Adapting ACOs To Serve The Current Emergency
ACOs are a valuable asset for the Medicare program, reflecting nearly 10 years of work across hundreds of thousands of providers serving tens of millions of beneficiaries. Disbanding them by indifference would be a mistake. The current collapse in fee-for-service volume is a problem of fee-for-service medicine primarily, and ACOs represent an infrastructure for a further step away from volume-focused medicine once the danger from this emergency passes.
Suspending financial considerations and consequences for the duration of the emergency is insufficient. Without the responsibility for managing risk and sharing in any savings, the ACO contract with CMS loses its organizing force, and the program becomes “a solution in search of a problem.”
We see two opportunities for ACOs to redirect their energies productively this year and next. First, ACOs should be directed to follow best practices in testing and public health data collection, in collaboration with local and state officials. Managing the spread of the virus in their communities is already a daily task for these providers; additional surveillance and data collection could be adopted and updated continuously as recommendations evolve. By providing resources to ACOs to support this work directly, CMS would help ensure providers can keep up.

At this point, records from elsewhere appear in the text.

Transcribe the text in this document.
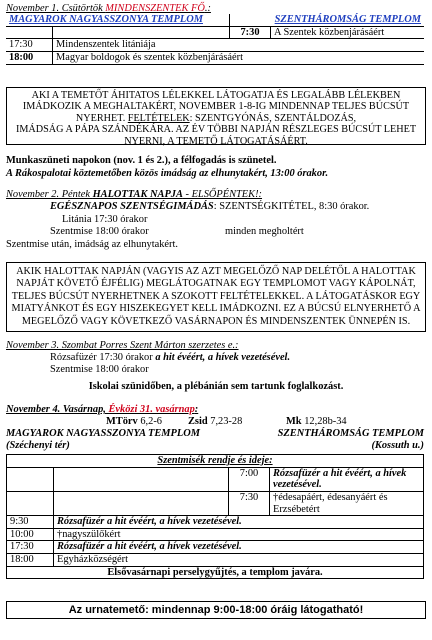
November 1. Csütörtök MINDENSZENTEK FŐ.:
MAGYAROK NAGYASSZONYA TEMPLOM		SZENTHÁROMSÁG TEMPLOM	
		7:30	A Szentek közbenjárásáért
17:30	Mindenszentek litániája		
18:00	Magyar boldogok és szentek közbenjárásáért		
AKI A TEMETŐT ÁHITATOS LÉLEKKEL LÁTOGATJA ÉS LEGALÁBB LÉLEKBEN
IMÁDKOZIK A MEGHALTAKÉRT, NOVEMBER 1-8-IG MINDENNAP TELJES BÚCSÚT
NYERHET. FELTÉTELEK: SZENTGYÓNÁS, SZENTÁLDOZÁS,
IMÁDSÁG A PÁPA SZÁNDÉKÁRA. AZ ÉV TÖBBI NAPJÁN RÉSZLEGES BÚCSÚT LEHET
NYERNI, A TEMETŐ LÁTOGATÁSÁÉRT.
Munkaszüneti napokon (nov. 1 és 2.), a félfogadás is szünetel.
A Rákospalotai köztemetőben közös imádság az elhunytakért, 13:00 órakor.
November 2. Péntek HALOTTAK NAPJA - ELSŐPÉNTEK!:
EGÉSZNAPOS SZENTSÉGIMÁDÁS: SZENTSÉGKITÉTEL, 8:30 órakor.
Litánia 17:30 órakor
Szentmise 18:00 órakor	minden megholtért
Szentmise után, imádság az elhunytakért.
AKIK HALOTTAK NAPJÁN (VAGYIS AZ AZT MEGELŐZŐ NAP DELÉTŐL A HALOTTAK
NAPJÁT KÖVETŐ ÉJFÉLIG) MEGLÁTOGATNAK EGY TEMPLOMOT VAGY KÁPOLNÁT,
TELJES BÚCSÚT NYERHETNEK A SZOKOTT FELTÉTELEKKEL. A LÁTOGATÁSKOR EGY
MIATYÁNKOT ÉS EGY HISZEKEGYET KELL IMÁDKOZNI. EZ A BÚCSÚ ELNYERHETŐ A
MEGELŐZŐ VAGY KÖVETKEZŐ VASÁRNAPON ÉS MINDENSZENTEK ÜNNEPÉN IS.
November 3. Szombat Porres Szent Márton szerzetes e.:
Rózsafüzér 17:30 órakor a hit évéért, a hívek vezetésével.
Szentmise 18:00 órakor
Iskolai szünidőben, a plébánián sem tartunk foglalkozást.
November 4. Vasárnap, Évközi 31. vasárnap:
MTörv 6,2-6 Zsid 7,23-28	Mk 12,28b-34
MAGYAROK NAGYASSZONYA TEMPLOM
(Széchenyi tér)
SZENTHÁROMSÁG TEMPLOM
(Kossuth u.)
Szentmisék rendje és ideje:			
		7:00	Rózsafüzér a hit évéért, a hívek vezetésével.
		7:30	†édesapáért, édesanyáért és Erzsébetért
9:30	Rózsafüzér a hit évéért, a hívek vezetésével.		
10:00	†nagyszülőkért		
17:30	Rózsafüzér a hit évéért, a hívek vezetésével.		
18:00	Egyházközségért		
Elsővasárnapi perselygyűjtés, a templom javára.			
Az urnatemető: mindennap 9:00-18:00 óráig látogatható!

Second, and perhaps more important in most of the country to date, ACOs should be charged with meeting explicit virtual care management requirements to identify, contact, and serve patients in their panel with multiple high-risk chronic diseases. These patients are underserved today, and efforts to address their needs are piecemeal. In place of the current financial incentives, we propose that CMS require ACOs to perform a variety of care management and COVID-19 surveillance functions in exchange for a care management fee. Congress could enable and CMS could specify that ACOs place 10 percent to 15 percent of their patients under virtual care management programs, for example, and require that ACOs maintain regular contact with these patients as well as others at higher risk. The 10 percent to 10 percent figure is a fairly low bar, considering that more than 60 percent of Medicare patients have multiple chronic conditions, according to CMS. Additionally, COVID-19 patients could be offered principal care management, a new service for Medicare beneficiaries with one serious health condition, for a month or more after their diagnosis. New flexibilities for remote patient monitoring and virtual care make this far easier to implement than it had been before the pandemic.

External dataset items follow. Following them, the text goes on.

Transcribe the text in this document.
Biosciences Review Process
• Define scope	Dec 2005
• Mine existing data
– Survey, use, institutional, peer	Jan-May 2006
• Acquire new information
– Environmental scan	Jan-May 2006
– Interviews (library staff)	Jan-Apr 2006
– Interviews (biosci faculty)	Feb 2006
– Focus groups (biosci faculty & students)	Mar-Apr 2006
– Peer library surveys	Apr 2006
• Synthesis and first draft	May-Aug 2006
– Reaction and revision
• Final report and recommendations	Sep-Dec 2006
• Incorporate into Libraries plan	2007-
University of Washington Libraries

CMS could quickly adapt existing financial models to support this work, drawing from analysis and design of the Primary Care First, Comprehensive Primary Care Plus, and other care management programs. ACOs are by design collaborative and can rapidly learn and share best practices for establishing virtual care management services. Behavioral health services and outreach, as well as other valuable preventive care, could also be directly funded through this structure. As an alternative to the fee for care management and surveillance, Congress could allow ACOs to receive their 2019 shared savings amounts again for 2020, for ACOs continuously operating in each year.

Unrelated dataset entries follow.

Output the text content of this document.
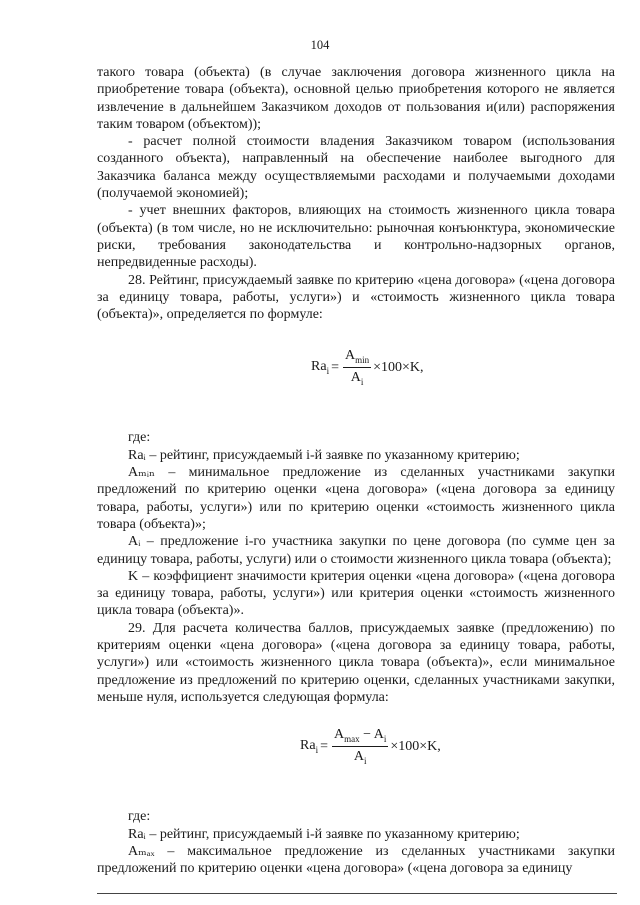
104

такого товара (объекта) (в случае заключения договора жизненного цикла на приобретение товара (объекта), основной целью приобретения которого не является извлечение в дальнейшем Заказчиком доходов от пользования и(или) распоряжения таким товаром (объектом));

- расчет полной стоимости владения Заказчиком товаром (использования созданного объекта), направленный на обеспечение наиболее выгодного для Заказчика баланса между осуществляемыми расходами и получаемыми доходами (получаемой экономией);

- учет внешних факторов, влияющих на стоимость жизненного цикла товара (объекта) (в том числе, но не исключительно: рыночная конъюнктура, экономические риски, требования законодательства и контрольно-надзорных органов, непредвиденные расходы).

28. Рейтинг, присуждаемый заявке по критерию «цена договора» («цена договора за единицу товара, работы, услуги») и «стоимость жизненного цикла товара (объекта)», определяется по формуле:

$Ra_i = \frac{A_{min}}{A_i} \times 100\times K$,

где:

Raᵢ – рейтинг, присуждаемый i-й заявке по указанному критерию;

Aₘᵢₙ – минимальное предложение из сделанных участниками закупки предложений по критерию оценки «цена договора» («цена договора за единицу товара, работы, услуги») или по критерию оценки «стоимость жизненного цикла товара (объекта)»;

Aᵢ – предложение i-го участника закупки по цене договора (по сумме цен за единицу товара, работы, услуги) или о стоимости жизненного цикла товара (объекта);

K – коэффициент значимости критерия оценки «цена договора» («цена договора за единицу товара, работы, услуги») или критерия оценки «стоимость жизненного цикла товара (объекта)».

29. Для расчета количества баллов, присуждаемых заявке (предложению) по критериям оценки «цена договора» («цена договора за единицу товара, работы, услуги») или «стоимость жизненного цикла товара (объекта)», если минимальное предложение из предложений по критерию оценки, сделанных участниками закупки, меньше нуля, используется следующая формула:

$Ra_i = \frac{A_{max} - A_i}{A_i} \times 100\times K$,

где:

Raᵢ – рейтинг, присуждаемый i-й заявке по указанному критерию;

Aₘₐₓ – максимальное предложение из сделанных участниками закупки предложений по критерию оценки «цена договора» («цена договора за единицу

The steps we have outlined here will accomplish several worthwhile ends in this crisis:
- directly funding primary care capacity at a time when volumes are nosediving;
- keeping the nearly 500,000 physician and other clinicians already in ACOs working together, maintaining the infrastructure that has already been built; and
- providing upfront resources to manage patients whose conditions could deteriorate in the coming months, potentially catching them before they do.
These modifications should be executed first by Congress, not CMS, to ensure that such changes to the program do not become commonplace. This would invigorate the ACO programs by focusing them on the unique set of problems of this crisis, unencumbered by requirements better suited to peacetime than wartime. And when the war is over, these organizations can resume their longer-term mission to manage total costs and quality with all of the new tools and capabilities they have acquired during the crisis.